Even women’s fashion magazine Glamor lent its insubstantial weight to this idiotic theory in a piece headlined, “Lucy Letby’s white privilege helped her commit murders in plain sight — and yes, she’s still benefiting from it.”
Set aside for a moment the breathtaking lack of judgment in using the grief of grieving parents to promote these absurd ideas.
No, what infuriates me is that in all three cases the individuals involved were clearly so desperate to take offense that they ignored the facts of the case.
Activist Mos-Shogbamimu and Sobrany of the RCN, respectively, suggested that Letby was allowed to offend for so long because she was white, while whistleblower Dr Ravi Jayram was disbelieved by Countess of Chester Hospital managers because he was of Indian descent.
Both overlooked one inconvenient fact: Four hospital consultants complained about Letby, and the first of them was the white head of the neonatal unit, Dr. Stephen Brearey.
It was Dr. Brearey who was held up for three months after requesting a meeting with hospital management and said he was made to feel like he was “the problem” whenever he raised concerns.
All counselors, regardless of race, came under pressure to keep their concerns quiet, and it became clear that the hospital managers were eager to end the situation, not because Letby had blond hair and blue eyes, but simply to protect her. the hospital’s reputation and, by extension, their own futures as well-paid NHS managers.

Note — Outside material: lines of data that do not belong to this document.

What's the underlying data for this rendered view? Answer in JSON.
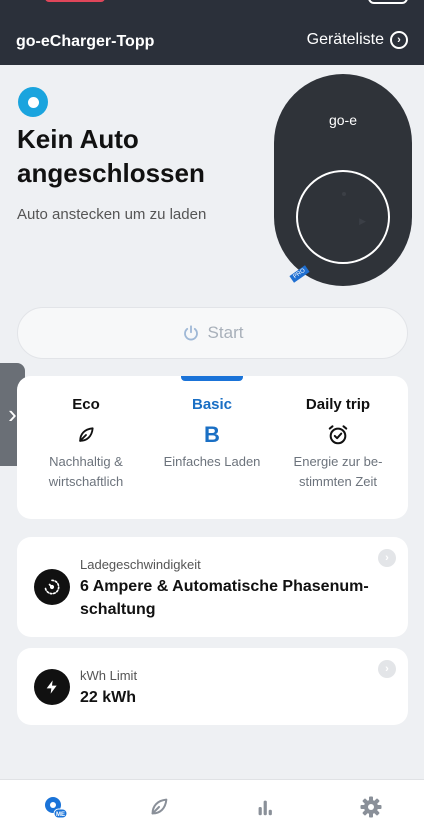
{
  "header": {
    "title": "go-eCharger-Topp",
    "device_list_label": "Geräteliste"
  },
  "status": {
    "headline": "Kein Auto angeschlossen",
    "subline": "Auto anstecken um zu laden",
    "dot_color": "#1aa4de"
  },
  "charger": {
    "logo": "go-e",
    "badge": "PRO"
  },
  "start_button": {
    "label": "Start",
    "icon": "power-icon"
  },
  "modes": [
    {
      "name": "Eco",
      "icon": "leaf-icon",
      "desc_line1": "Nachhaltig &",
      "desc_line2": "wirtschaftlich",
      "active": false
    },
    {
      "name": "Basic",
      "icon": "B",
      "desc_line1": "Einfaches Laden",
      "desc_line2": "",
      "active": true
    },
    {
      "name": "Daily trip",
      "icon": "alarm-clock-icon",
      "desc_line1": "Energie zur be-",
      "desc_line2": "stimmten Zeit",
      "active": false
    }
  ],
  "cards": {
    "speed": {
      "label": "Ladegeschwindigkeit",
      "value": "6 Ampere & Automatische Phasenum­schaltung",
      "icon": "speedometer-icon"
    },
    "limit": {
      "label": "kWh Limit",
      "value": "22 kWh",
      "icon": "lightning-icon"
    }
  },
  "tabbar": {
    "tabs": [
      "home-icon",
      "leaf-icon",
      "chart-icon",
      "settings-icon"
    ],
    "home_badge": "ME"
  },
  "colors": {
    "header_bg": "#2b303a",
    "accent": "#1a73d8",
    "background": "#eef0f3"
  }
}
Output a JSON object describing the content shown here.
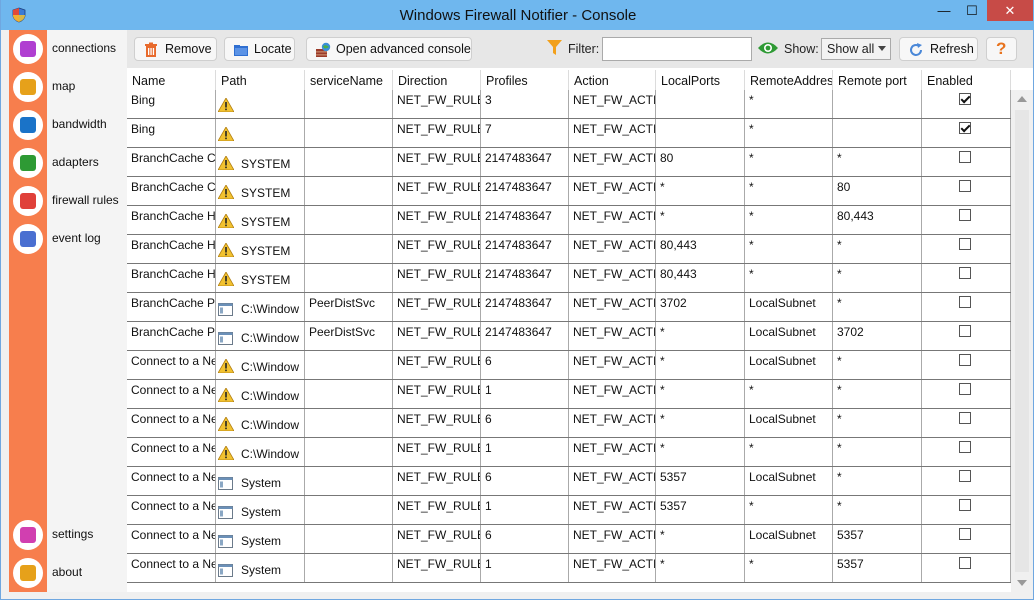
{
  "window": {
    "title": "Windows Firewall Notifier - Console",
    "min": "—",
    "max": "☐",
    "close": "✕"
  },
  "nav": [
    {
      "label": "connections",
      "icon": "connections-icon",
      "color": "#b03fd1"
    },
    {
      "label": "map",
      "icon": "map-icon",
      "color": "#e6a11a"
    },
    {
      "label": "bandwidth",
      "icon": "bandwidth-icon",
      "color": "#1a73c8"
    },
    {
      "label": "adapters",
      "icon": "adapters-icon",
      "color": "#2e9a34"
    },
    {
      "label": "firewall rules",
      "icon": "filter-icon",
      "color": "#e0403a"
    },
    {
      "label": "event log",
      "icon": "event-log-icon",
      "color": "#4a6fd1"
    },
    {
      "label": "settings",
      "icon": "gear-icon",
      "color": "#d13fb0"
    },
    {
      "label": "about",
      "icon": "info-icon",
      "color": "#e6a11a"
    }
  ],
  "toolbar": {
    "remove": "Remove",
    "locate": "Locate",
    "advanced": "Open advanced console",
    "filter_label": "Filter:",
    "filter_value": "",
    "show_label": "Show:",
    "show_value": "Show all",
    "refresh": "Refresh",
    "help": "?"
  },
  "table": {
    "columns": [
      "Name",
      "Path",
      "serviceName",
      "Direction",
      "Profiles",
      "Action",
      "LocalPorts",
      "RemoteAddres",
      "Remote port",
      "Enabled"
    ],
    "rows": [
      {
        "name": "Bing",
        "icon": "warn",
        "path": "",
        "service": "",
        "direction": "NET_FW_RULE_",
        "profiles": "3",
        "action": "NET_FW_ACTIO",
        "local": "",
        "raddr": "*",
        "rport": "",
        "enabled": true
      },
      {
        "name": "Bing",
        "icon": "warn",
        "path": "",
        "service": "",
        "direction": "NET_FW_RULE_",
        "profiles": "7",
        "action": "NET_FW_ACTIO",
        "local": "",
        "raddr": "*",
        "rport": "",
        "enabled": true
      },
      {
        "name": "BranchCache Co",
        "icon": "warn",
        "path": "SYSTEM",
        "service": "",
        "direction": "NET_FW_RULE_",
        "profiles": "2147483647",
        "action": "NET_FW_ACTIO",
        "local": "80",
        "raddr": "*",
        "rport": "*",
        "enabled": false
      },
      {
        "name": "BranchCache Co",
        "icon": "warn",
        "path": "SYSTEM",
        "service": "",
        "direction": "NET_FW_RULE_",
        "profiles": "2147483647",
        "action": "NET_FW_ACTIO",
        "local": "*",
        "raddr": "*",
        "rport": "80",
        "enabled": false
      },
      {
        "name": "BranchCache Ho",
        "icon": "warn",
        "path": "SYSTEM",
        "service": "",
        "direction": "NET_FW_RULE_",
        "profiles": "2147483647",
        "action": "NET_FW_ACTIO",
        "local": "*",
        "raddr": "*",
        "rport": "80,443",
        "enabled": false
      },
      {
        "name": "BranchCache Ho",
        "icon": "warn",
        "path": "SYSTEM",
        "service": "",
        "direction": "NET_FW_RULE_",
        "profiles": "2147483647",
        "action": "NET_FW_ACTIO",
        "local": "80,443",
        "raddr": "*",
        "rport": "*",
        "enabled": false
      },
      {
        "name": "BranchCache Ho",
        "icon": "warn",
        "path": "SYSTEM",
        "service": "",
        "direction": "NET_FW_RULE_",
        "profiles": "2147483647",
        "action": "NET_FW_ACTIO",
        "local": "80,443",
        "raddr": "*",
        "rport": "*",
        "enabled": false
      },
      {
        "name": "BranchCache Pe",
        "icon": "exe",
        "path": "C:\\Window",
        "service": "PeerDistSvc",
        "direction": "NET_FW_RULE_",
        "profiles": "2147483647",
        "action": "NET_FW_ACTIO",
        "local": "3702",
        "raddr": "LocalSubnet",
        "rport": "*",
        "enabled": false
      },
      {
        "name": "BranchCache Pe",
        "icon": "exe",
        "path": "C:\\Window",
        "service": "PeerDistSvc",
        "direction": "NET_FW_RULE_",
        "profiles": "2147483647",
        "action": "NET_FW_ACTIO",
        "local": "*",
        "raddr": "LocalSubnet",
        "rport": "3702",
        "enabled": false
      },
      {
        "name": "Connect to a Ne",
        "icon": "warn",
        "path": "C:\\Window",
        "service": "",
        "direction": "NET_FW_RULE_",
        "profiles": "6",
        "action": "NET_FW_ACTIO",
        "local": "*",
        "raddr": "LocalSubnet",
        "rport": "*",
        "enabled": false
      },
      {
        "name": "Connect to a Ne",
        "icon": "warn",
        "path": "C:\\Window",
        "service": "",
        "direction": "NET_FW_RULE_",
        "profiles": "1",
        "action": "NET_FW_ACTIO",
        "local": "*",
        "raddr": "*",
        "rport": "*",
        "enabled": false
      },
      {
        "name": "Connect to a Ne",
        "icon": "warn",
        "path": "C:\\Window",
        "service": "",
        "direction": "NET_FW_RULE_",
        "profiles": "6",
        "action": "NET_FW_ACTIO",
        "local": "*",
        "raddr": "LocalSubnet",
        "rport": "*",
        "enabled": false
      },
      {
        "name": "Connect to a Ne",
        "icon": "warn",
        "path": "C:\\Window",
        "service": "",
        "direction": "NET_FW_RULE_",
        "profiles": "1",
        "action": "NET_FW_ACTIO",
        "local": "*",
        "raddr": "*",
        "rport": "*",
        "enabled": false
      },
      {
        "name": "Connect to a Ne",
        "icon": "exe",
        "path": "System",
        "service": "",
        "direction": "NET_FW_RULE_",
        "profiles": "6",
        "action": "NET_FW_ACTIO",
        "local": "5357",
        "raddr": "LocalSubnet",
        "rport": "*",
        "enabled": false
      },
      {
        "name": "Connect to a Ne",
        "icon": "exe",
        "path": "System",
        "service": "",
        "direction": "NET_FW_RULE_",
        "profiles": "1",
        "action": "NET_FW_ACTIO",
        "local": "5357",
        "raddr": "*",
        "rport": "*",
        "enabled": false
      },
      {
        "name": "Connect to a Ne",
        "icon": "exe",
        "path": "System",
        "service": "",
        "direction": "NET_FW_RULE_",
        "profiles": "6",
        "action": "NET_FW_ACTIO",
        "local": "*",
        "raddr": "LocalSubnet",
        "rport": "5357",
        "enabled": false
      },
      {
        "name": "Connect to a Ne",
        "icon": "exe",
        "path": "System",
        "service": "",
        "direction": "NET_FW_RULE_",
        "profiles": "1",
        "action": "NET_FW_ACTIO",
        "local": "*",
        "raddr": "*",
        "rport": "5357",
        "enabled": false
      }
    ]
  }
}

Dr. Stephen Brearey (pictured) was held up for three months after requesting a meeting with hospital management who said he was made to feel like he was ‘the problem’ when he raised his concerns
Only a fool would suggest that racism does not exist in Britain. But claiming that you see racism everywhere does not help, writes Nana Akua (photo)
I have a particular interest in the Letby story. My son was born early, at 28 weeks, and I spent three months with him in the neonatal intensive care unit and the special infant unit.
I have seen how vulnerable these children are and have seen firsthand how the system works.
Like other serial killers, Letby got away with her crimes for so long because she was highly manipulative and smart enough to know she left no trace.
She was “nice Lucy”: a seemingly angelic presence who lurked at her bosses, reportedly had a crush on one of the senior married doctors, and charmed worried parents – while murdering their children.
It is crystal clear that race played no role in the Letby case, despite some misguided claims. Conversely, it is not difficult to see how the fear of racism can make some criminal investigations slower and more complex.
Take the case of sex grooming in Rotherham, where politically correct social workers and the police were slow to act due to fear of being accused of racism. Try telling the teenage victims of the gangs that the law protects white people.
Fortunately, serial killers are rare in this country, and female killers even rarer.
There are still fewer cases of nurses being accused of murdering their patients. But in one, a white nurse, Rebecca Leighton, spent six weeks in jail in 2011 while investigating the murder of three patients at Stepping Hill Hospital in Stockport, Greater Manchester – before the killer was revealed to be Vitorino Chua , a Filipino nurse. .
What answer do Mos-Shogbamimu and Sobrany — let alone Glamor magazine’s critical race theorists — have to answer this?
Only a fool would suggest that racism does not exist in Britain. But claiming that you see racism everywhere doesn’t help – even if it’s a good career move for some ‘anti-racist’ campaigners.